Pte. Thorwald Kook wrote:
“Do you remember?
Those scenes of sadness
To me like days of drunken madness
That awful dilemma
Looking straight at hell
While we ducked from the bullet and screeching shell
Do I remember?”
Sapper Dadswell, Nov 11, 1918: he'd been in action for eight months and had seen his company decimated.
“I was out reeling up lines and far from well. Then we moved out, starting for the line again. Somehow I knew it was my last stunt. Whether I was killed or not I wouldn't come out with the boys. We got orders to wait, I was still depressed, dreading another trip in. Then the officer came up “Take it easy boys, you've lost your jobs. The war's over.” The men just stood quiet & looked at one another. They couldn't take it in. One felt like crawling away on his own.
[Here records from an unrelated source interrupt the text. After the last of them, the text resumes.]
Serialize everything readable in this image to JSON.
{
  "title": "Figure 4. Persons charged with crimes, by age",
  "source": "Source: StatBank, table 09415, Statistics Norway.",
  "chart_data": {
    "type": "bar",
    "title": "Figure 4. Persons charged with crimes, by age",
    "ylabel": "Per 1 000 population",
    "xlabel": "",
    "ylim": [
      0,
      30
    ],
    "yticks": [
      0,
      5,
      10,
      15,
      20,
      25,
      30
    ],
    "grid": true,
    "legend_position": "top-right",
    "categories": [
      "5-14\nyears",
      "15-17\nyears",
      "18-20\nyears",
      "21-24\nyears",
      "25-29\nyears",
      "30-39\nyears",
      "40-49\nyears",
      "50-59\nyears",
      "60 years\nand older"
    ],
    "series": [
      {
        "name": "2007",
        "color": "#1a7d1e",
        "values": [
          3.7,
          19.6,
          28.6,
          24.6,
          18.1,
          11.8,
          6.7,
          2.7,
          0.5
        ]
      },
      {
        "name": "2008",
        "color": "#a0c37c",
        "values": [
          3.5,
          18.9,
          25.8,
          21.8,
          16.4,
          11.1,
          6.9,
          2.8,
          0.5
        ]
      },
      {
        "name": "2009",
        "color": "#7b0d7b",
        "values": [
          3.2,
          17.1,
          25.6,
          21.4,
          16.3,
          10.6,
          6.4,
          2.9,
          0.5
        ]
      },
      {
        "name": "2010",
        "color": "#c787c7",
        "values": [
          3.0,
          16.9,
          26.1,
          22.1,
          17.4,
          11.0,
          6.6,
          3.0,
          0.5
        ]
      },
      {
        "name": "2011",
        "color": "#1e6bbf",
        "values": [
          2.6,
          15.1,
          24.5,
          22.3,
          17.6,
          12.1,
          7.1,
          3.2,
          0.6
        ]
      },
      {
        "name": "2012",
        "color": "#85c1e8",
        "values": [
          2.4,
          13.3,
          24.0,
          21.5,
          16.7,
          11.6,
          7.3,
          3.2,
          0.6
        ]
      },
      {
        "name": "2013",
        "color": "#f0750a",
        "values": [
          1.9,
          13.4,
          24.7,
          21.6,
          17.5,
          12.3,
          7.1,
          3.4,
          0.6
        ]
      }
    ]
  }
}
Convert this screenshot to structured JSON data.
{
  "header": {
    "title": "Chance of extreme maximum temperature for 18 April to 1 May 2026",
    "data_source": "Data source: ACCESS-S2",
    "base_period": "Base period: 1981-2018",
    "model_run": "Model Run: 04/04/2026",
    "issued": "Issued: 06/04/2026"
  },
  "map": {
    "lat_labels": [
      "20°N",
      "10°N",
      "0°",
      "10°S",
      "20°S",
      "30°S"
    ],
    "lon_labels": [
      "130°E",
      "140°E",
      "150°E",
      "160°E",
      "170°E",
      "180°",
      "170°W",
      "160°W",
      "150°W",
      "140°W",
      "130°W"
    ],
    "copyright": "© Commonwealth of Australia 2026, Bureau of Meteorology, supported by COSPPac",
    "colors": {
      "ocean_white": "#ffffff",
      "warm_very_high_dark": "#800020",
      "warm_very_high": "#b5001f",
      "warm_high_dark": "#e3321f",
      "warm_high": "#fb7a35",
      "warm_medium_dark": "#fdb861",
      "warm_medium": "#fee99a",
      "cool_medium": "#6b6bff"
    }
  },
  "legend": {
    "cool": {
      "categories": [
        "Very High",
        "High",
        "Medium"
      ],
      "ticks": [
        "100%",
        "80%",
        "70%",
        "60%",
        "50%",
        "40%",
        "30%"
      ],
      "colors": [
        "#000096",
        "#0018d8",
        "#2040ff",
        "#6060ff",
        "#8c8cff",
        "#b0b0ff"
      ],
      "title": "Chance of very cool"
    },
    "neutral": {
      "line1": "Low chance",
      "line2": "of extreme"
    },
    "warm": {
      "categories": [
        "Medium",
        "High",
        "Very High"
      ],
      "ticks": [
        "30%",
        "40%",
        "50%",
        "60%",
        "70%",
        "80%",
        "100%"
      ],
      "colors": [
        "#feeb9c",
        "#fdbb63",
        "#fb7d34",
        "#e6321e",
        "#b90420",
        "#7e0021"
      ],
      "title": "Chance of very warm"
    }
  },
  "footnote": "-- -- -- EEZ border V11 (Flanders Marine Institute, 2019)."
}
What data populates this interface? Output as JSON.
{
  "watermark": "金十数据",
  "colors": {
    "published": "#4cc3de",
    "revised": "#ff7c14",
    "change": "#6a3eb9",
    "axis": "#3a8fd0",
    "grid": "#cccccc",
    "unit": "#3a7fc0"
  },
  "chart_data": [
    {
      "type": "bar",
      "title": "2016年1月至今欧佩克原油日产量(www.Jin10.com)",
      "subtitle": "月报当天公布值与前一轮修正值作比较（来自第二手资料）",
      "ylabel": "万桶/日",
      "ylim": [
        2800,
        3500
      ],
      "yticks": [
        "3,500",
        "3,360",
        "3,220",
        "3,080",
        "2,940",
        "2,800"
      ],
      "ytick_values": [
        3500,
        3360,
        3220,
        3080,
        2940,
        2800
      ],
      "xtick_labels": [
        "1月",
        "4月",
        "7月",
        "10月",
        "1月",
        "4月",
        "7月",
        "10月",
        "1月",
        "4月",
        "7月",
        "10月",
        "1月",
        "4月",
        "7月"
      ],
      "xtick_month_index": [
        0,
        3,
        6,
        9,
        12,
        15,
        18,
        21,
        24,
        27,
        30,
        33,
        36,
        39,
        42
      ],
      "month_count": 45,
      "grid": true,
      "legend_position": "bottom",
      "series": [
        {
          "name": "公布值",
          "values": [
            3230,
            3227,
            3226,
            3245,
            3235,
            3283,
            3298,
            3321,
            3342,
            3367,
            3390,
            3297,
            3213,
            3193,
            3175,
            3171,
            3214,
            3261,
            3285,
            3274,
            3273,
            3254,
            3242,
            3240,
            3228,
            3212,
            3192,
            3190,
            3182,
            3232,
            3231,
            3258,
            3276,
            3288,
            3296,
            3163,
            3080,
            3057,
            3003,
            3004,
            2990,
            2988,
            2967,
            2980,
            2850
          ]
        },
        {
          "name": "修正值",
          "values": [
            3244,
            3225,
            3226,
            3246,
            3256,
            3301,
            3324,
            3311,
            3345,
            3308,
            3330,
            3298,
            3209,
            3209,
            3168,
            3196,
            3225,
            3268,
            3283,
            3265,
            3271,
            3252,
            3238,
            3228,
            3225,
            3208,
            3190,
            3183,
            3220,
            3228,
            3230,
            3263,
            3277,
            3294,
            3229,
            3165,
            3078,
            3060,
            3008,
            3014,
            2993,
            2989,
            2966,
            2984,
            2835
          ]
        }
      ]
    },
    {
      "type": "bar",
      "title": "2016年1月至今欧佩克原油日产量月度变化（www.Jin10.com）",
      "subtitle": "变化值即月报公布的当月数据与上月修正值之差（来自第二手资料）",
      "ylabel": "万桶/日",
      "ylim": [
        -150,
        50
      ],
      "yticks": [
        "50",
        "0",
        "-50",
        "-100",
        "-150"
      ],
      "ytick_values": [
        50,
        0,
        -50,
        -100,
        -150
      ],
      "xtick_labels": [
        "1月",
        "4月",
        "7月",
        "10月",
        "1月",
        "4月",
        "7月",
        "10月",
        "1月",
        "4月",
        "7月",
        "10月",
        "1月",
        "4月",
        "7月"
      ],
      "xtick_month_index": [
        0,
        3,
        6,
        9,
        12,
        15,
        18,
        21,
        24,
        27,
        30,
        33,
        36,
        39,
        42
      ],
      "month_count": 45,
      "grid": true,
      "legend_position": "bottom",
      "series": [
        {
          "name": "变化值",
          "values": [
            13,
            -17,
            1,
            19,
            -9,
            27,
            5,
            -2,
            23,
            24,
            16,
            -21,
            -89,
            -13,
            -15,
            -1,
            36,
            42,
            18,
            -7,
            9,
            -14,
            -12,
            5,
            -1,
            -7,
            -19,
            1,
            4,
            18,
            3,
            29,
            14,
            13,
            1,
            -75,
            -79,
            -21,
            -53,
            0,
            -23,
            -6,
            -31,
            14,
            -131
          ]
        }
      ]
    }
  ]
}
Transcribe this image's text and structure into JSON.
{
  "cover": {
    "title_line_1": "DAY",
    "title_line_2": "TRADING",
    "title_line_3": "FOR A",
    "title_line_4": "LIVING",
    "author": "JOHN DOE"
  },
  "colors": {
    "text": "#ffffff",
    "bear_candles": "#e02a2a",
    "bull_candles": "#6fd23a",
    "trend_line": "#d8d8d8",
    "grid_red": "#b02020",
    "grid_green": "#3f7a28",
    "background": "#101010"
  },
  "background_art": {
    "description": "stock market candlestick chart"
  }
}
We were a quiet & subdued crowd.”
Sapper H. Dadswell wrote up his diaries into “memoirs” after the war. His service had been one of the most dangerous jobs, that of laying and repairing telephone lines (on the ground) from “the front” to Headquarters. This work was done in the open, often in view of the enemy. “We became good sprinters.” When a “push” was under way the signallers or sappers went out under cover of darkness and laid lines ahead. “Like to swap my rifle for your line?”, the infantry used to chiak them when they'd see the men — always working in pairs — slide up out of the trench and over into no-man's land. The “foot sloggers” greatly admired them.
Dadswell was gassed twice, wounded, escaped death innumerable times — his diary is one continuous saga of dodging planes (they flew low those days and he once shot at one when the pilot machine-gunned him), guns and land mines. One after another his mates were killed — of course not only linesmen were killed, he records that “of the 45 men who enlisted from home (Ararat), 15 were dead, and of the rest only 3 had not been wounded and some of the wounded later died of their wounds”.
“My mate used to say, ‘There are two days when it is foolish to run away from death; the day you are not to die for no matter how bad things are you can't die then, and the day you are destined to die for that day you cannot escape it.’ When things were bad and there was a call for ‘Runners on the double!’, my mate would grin and say, ‘As the old Arab said, come and see which day it is,’ and off we'd race.”
On return to Australia:
“I met a woman who taunted me with ‘going away for a real good time. Some of you came a real thud.’ I thought of the boys on the troopship saying ‘That's the last time we'll see Australia.’ I wondered how people could imagine we hadn't read the casualty lists, that we hadn't known we were to take the place of men killed or wounded with the probable same fate.
Then another shock. I was teasing a lively, cheerful girl when she turned on me. ‘Well, I've never killed anyone.’ Astonished I said, ‘But neither have I.’ ‘What about the war?’ I was flat. ‘I've been trying to forget that.’
We were back in the community, a part of it and yet apart. There was a gap we couldn't forget and the others couldn't bridge. And so we remained — returned soldiers.”